Did you have a favorite character to write for in Agent Carter?
It’s really fun to write Jarvis and Peggy together. They have such a wonderful dynamic, and it’s so different for a lot of TV viewers because it isn’t romantic, though they have a wonderful chemistry. It kind of does harken back to like, the ’40’s, movies like The Thin Man, where so much is played in subtext and not necessarily hit[ting] you over the head.
Speaking of the ’40’s, do you imagine a future season of Agent Carter staying in the same time period? Or would you like to hop forward?
We’ve talked about all of that. The fact is, we’ve talked about – and there’s no definitive answer to that yet – but the fact is, we’ve talked about, do you time jump? Do you send her on a mission to London, do you send her on a mission to Hollywood?

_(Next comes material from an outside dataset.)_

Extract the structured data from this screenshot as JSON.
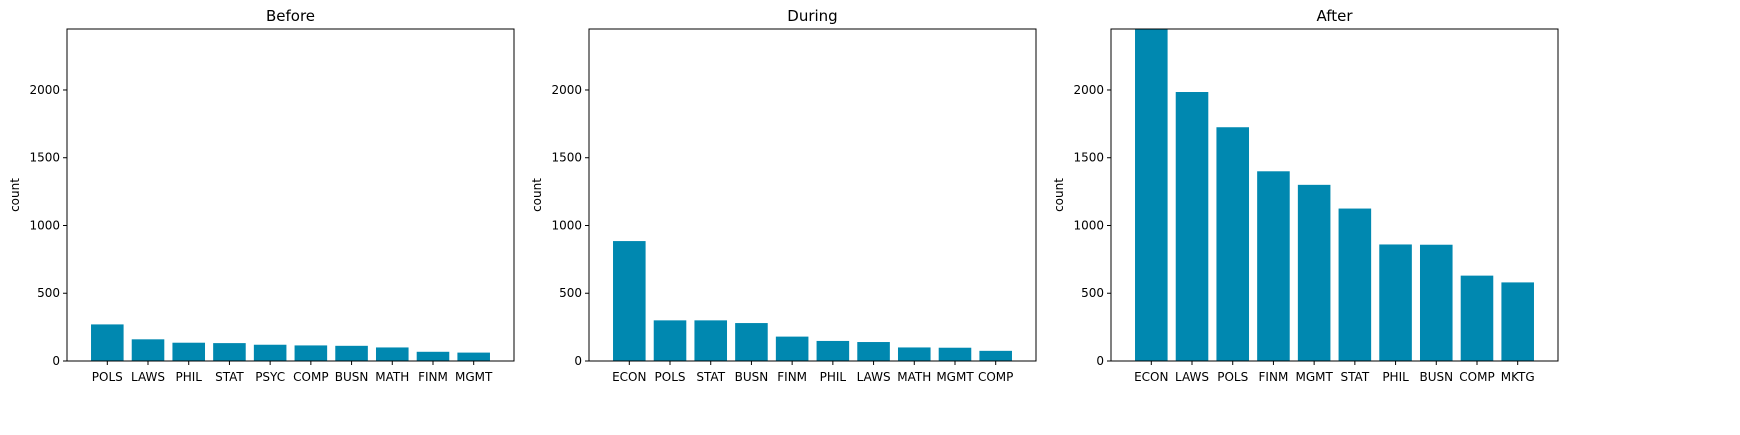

I mean, I still think there’s some story to be told in the time period that we’re at, but maybe we have the ability to, like I said, bring her to Los Angeles, bring her to London. The nice thing about being a spy is that she can pretty much go anywhere.
And are there any stories or themes you’d like to tackle in the much-hoped-for second season?
I can’t go into any detail about specific characters I necessarily want to see, but I will say this. For Peggy, I think that we spent the first eight episodes allowing her to put Captain America behind her, to a degree. Not that he won’t always have a presence in her life, but I think she’s now in a better place and is able to move on.
I think that the next step emotionally for Peggy is, she has made her professional life her only life, and I think that she needs to expand her universe. I think that you do want to see what it is like for Peggy to go on a date, and be more open to having more in her life.
And just as much as she can always handle the professional stuff, I think it would actually be harder for her to handle the personal stuff.